Agenda-based simulator¶
The agenda-based simulator [Schatzmann et al., 2007] is designed to ensure that the simulated user adheres to a predetermined dialogue strategy by maintaining an agenda (or stack) of actions. The simulated user’s decision-making is modeled as a Markov Decision Process. At each turn, it determines the next action to execute based on the current state of this agenda.

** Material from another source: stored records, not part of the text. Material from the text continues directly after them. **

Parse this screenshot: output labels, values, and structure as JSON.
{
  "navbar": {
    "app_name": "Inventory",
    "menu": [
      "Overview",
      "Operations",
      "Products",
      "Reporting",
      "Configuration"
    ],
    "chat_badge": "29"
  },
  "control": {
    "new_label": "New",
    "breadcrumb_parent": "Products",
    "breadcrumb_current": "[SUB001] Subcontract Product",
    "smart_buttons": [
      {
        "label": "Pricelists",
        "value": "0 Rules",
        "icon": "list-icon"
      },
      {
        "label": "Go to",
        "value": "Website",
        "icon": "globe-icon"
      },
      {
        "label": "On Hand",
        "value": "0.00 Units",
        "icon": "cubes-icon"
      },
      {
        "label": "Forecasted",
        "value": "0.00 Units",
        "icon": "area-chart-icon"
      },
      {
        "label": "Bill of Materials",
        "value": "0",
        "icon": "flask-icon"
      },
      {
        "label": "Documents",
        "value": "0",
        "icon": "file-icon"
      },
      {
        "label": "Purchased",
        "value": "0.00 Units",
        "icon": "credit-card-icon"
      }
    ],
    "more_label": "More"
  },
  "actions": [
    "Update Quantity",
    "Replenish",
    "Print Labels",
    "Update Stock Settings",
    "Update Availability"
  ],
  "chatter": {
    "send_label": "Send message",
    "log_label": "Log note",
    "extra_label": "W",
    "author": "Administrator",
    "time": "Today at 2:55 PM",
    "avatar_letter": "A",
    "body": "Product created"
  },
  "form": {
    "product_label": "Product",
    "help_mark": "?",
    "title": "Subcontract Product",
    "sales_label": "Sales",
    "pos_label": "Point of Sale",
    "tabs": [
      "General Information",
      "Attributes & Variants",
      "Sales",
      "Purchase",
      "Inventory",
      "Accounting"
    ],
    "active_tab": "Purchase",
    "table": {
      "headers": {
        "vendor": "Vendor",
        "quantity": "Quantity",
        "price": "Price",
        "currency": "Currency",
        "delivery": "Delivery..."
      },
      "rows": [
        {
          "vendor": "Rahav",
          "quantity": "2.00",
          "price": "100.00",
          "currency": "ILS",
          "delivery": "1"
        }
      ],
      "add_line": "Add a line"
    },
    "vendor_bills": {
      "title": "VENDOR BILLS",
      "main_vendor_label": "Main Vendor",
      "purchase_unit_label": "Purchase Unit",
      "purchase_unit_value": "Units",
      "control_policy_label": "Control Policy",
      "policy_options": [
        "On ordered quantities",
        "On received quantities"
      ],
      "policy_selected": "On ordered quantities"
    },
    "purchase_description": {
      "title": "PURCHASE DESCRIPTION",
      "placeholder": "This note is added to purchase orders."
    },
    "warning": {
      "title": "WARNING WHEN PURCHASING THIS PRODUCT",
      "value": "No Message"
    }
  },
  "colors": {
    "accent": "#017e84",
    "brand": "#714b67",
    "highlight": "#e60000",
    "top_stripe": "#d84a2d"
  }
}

Specifically, the simulator’s next action is determined by the agent response. If the agent responds expectedly, the next user action is pulled from the top of the agenda; otherwise, the simulator samples the next user action based on transition probabilities from responses in historical dialogues.
Agenda initialization¶
The agenda (usersimcrs.simulator.agenda_based.agenda.Agenda
) is initialized based on the information need of the simulated user. Specifically, the agenda is initialized with the following steps:
(optional) Add the start intent
Add dialogue acts with the INFORM intent for each constraint in the information need
Add dialogue acts with the REQUEST intent for each request in the information need
Add the stop intent
Example¶
For example, the following information need:
{
"constraints": {
"genre": "comedy"
},
"requests": ["plot"],
"target_items": ["Jump Street", "The Hangover"]
}
will result in the following agenda:
[
START(),
INFORM("genre", "comedy"),
REQUEST("plot"),
STOP()
]
Agenda update¶
The agenda is updated after each agent utterance by the interaction model. The interaction model determines if new actions should be created or sampled and added to the agenda. For example, if the agent recommends an item, the interaction model may decide to create an action to express a preference regarding the recommended item.
Reference
Jost Schatzmann, Blaise Thomson, Karl Weilhammer, Hui Ye, and Steve Young. 2007. Agenda-Based User Simulation for Bootstrapping a POMDP Dialogue System. In Human Language Technologies 2007: The Conference of the North American Chapter of the Association for Computational Linguistics; Companion Volume, Short Papers (NAACL ‘07).